Dow's Vale do Bomfim 2016
Medium to full bodied, fresh, with good balance and length. Fresh fruit forward with plums and blackberries, flowers and spices. A long and persistent finish.
For over two centuries the name of DOW has been associated with the finest Port from the vineyards of the Upper Douro Valley. Throughout the 20th Century and into the 21st, the Symington family has built on the legacy of the preceding Silva and Dow families. Generations of Symington winemakers have worked at the Dow’s vineyards: Quinta do Bomfim and Quinta da Senhora da Ribeira, creating from them Dow’s superbly concentrated wines that are intense and tannic when young, maturing towards a superlative racy elegance with age and scented with violet and mint aromas. Dow’s attractive and distinctive drier finish is the recognizable hallmark of the wines from this great Port house.
The story of Dow’s is unusual amongst all the great Port houses. It began in 1798 when Bruno da Silva, a Portuguese merchant from Oporto, made a journey which was the opposite to that of the first British merchants. Bruno set up in London from where he imported wine from his native country. He married an Englishwoman and was rapidly assimilated into London society where his business acumen led to a fine reputation for his wines. But the outbreak of the Napoleonic wars put his business in jeopardy. Undaunted, Bruno da Silva applied for ‘letters of marque’ (Royal Assent to equip a merchant ship with guns) to secure safe passage of his Port from Oporto to Bristol and to London. His became the first and only Port company to transport its precious cargo of casks of fine Ports under its own armed protection across the treacherous Bay of Biscay, a strong dissuasion to attack during a period when less audacious companies saw their sales dwindle away.
The Port shipping business was continued by Bruno’s son, John da Silva who in 1862 brought into partnership Frederick William Cosens. Together with John’s son, Edward, they became the active partners in Silva & Cosens. Edward da Silva inherited his grandfather’s business ability and the company continued to prosper. Edward became a highly respected figure in the London wine trade and was one of the founders of the Wine Trade Benevolent Society, the leading charity which survives to this day as the principal British wine trade organisation. Edward da Silva was to be the Benevolent’s chairman and then, from 1892, its president for many years.
With the continuing expansion of the firm, Edward da Silva and Frederick Cosens were joined by George Acheson Warre, whose well known family had been involved in the Port trade since its earliest years. ‘GAW’ joined as partner in 1868 and became its driving force in Portugal.
In 1877, Silva & Cosens merged with another leading Port company, Dow & Co, who’s senior partner was James Ramsay Dow, who had made a name for himself in 1856 with the publication of his important treatise, ‘An Inquiry into the Vine Fungus with Suggestions as to a Remedy.’ The Oidium fungus was at the time devastating the Douro’s vineyards.

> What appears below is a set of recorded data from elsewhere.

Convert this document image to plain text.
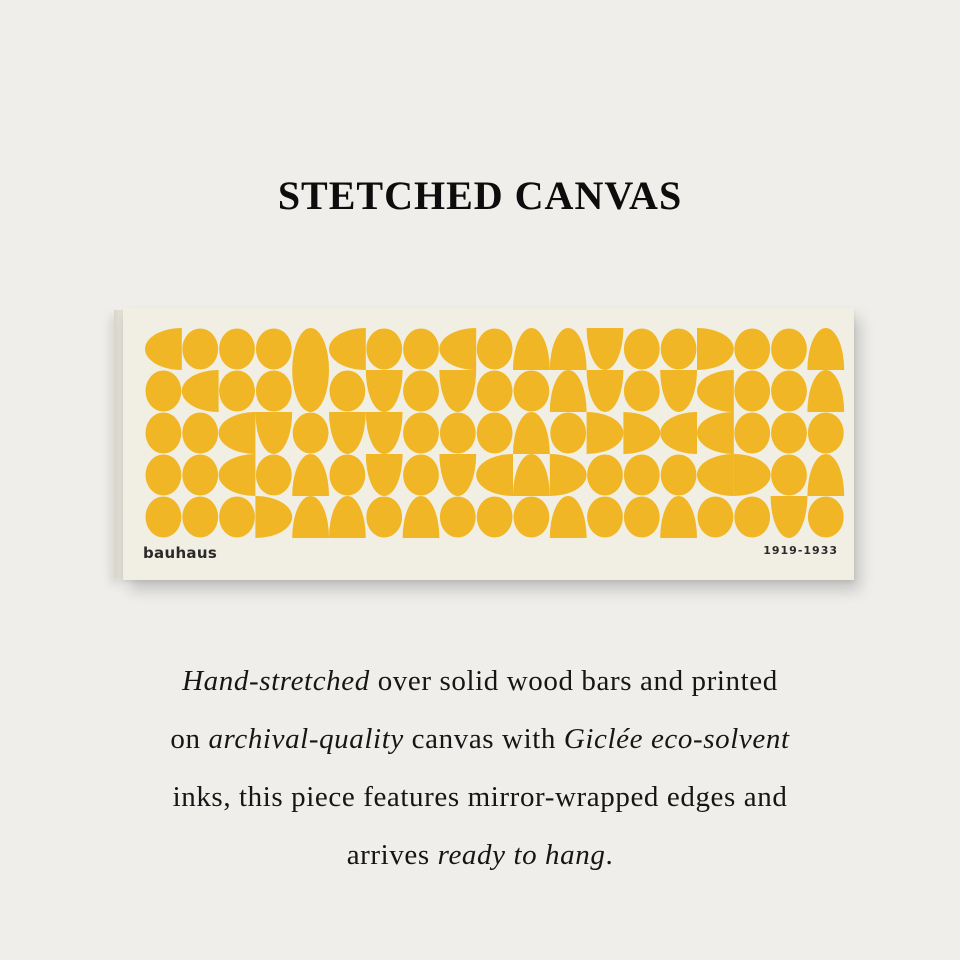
STETCHED CANVAS
bauhaus	1919-1933
Hand-stretched over solid wood bars and printed
on archival-quality canvas with Giclée eco-solvent
inks, this piece features mirror-wrapped edges and
arrives ready to hang.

Although smaller than Silva & Cosens, Dow & Co had become a very highly regarded Port producer with a particularly fine reputation for its Vintage Ports and when the two companies merged, it was decided to adopt DOW’S as the brand name.
The home of Port—perhaps the most internationally acclaimed beverage—the Douro region of Portugal is one of the world’s oldest delimited wine regions, established in 1756. The vineyards of the Douro, set on the slopes surrounding the Douro River (known as the Duero in Spain), are incredibly steep, necessitating the use of terracing and thus, manual vineyard management as well as harvesting. The Douro's best sites, rare outcroppings of Cambrian schist, are reserved for vineyards that yield high quality Port.
While more than 100 indigenous varieties are approved for wine production in the Douro, there are five primary grapes that make up most Port and the region's excellent, though less known, red table wines. Touriga Nacional is the finest of these, prized for its deep color, tannins and floral aromatics. Tinta Roriz (Spain's Tempranillo) adds bright acidity and red fruit flavors. Touriga Franca shows great persistence of fruit and Tinta Barroca helps round out the blend with its supple texture. Tinta Cão, a fine but low-yielding variety, is now rarely planted but still highly valued for its ability to produce excellent, complex wines.
White wines, generally crisp, mineral-driven blends of Arinto, Viosinho, Gouveio, Malvasia Fina and an assortment of other rare but local varieties, are produced in small quantities but worth noting.
With hot summers and cool, wet winters, the Duoro has a maritime climate.
With hundreds of red grape varieties to choose from, winemakers have the freedom to create a virtually endless assortment of blended wines. In many European regions, strict laws are in place determining the set of varieties that may be used, but in the New World, experimentation is permitted and encouraged. Blending can be utilized to enhance balance or create complexity, lending different layers of flavors and aromas. For example, a variety that creates a fruity and full-bodied wine would do well combined with one that is naturally high in acidity and tannins. Sometimes small amounts of a particular variety are added to boost color or aromatics. Blending can take place before or after fermentation, with the latter, more popular option giving more control to the winemaker over the final qualities of the wine.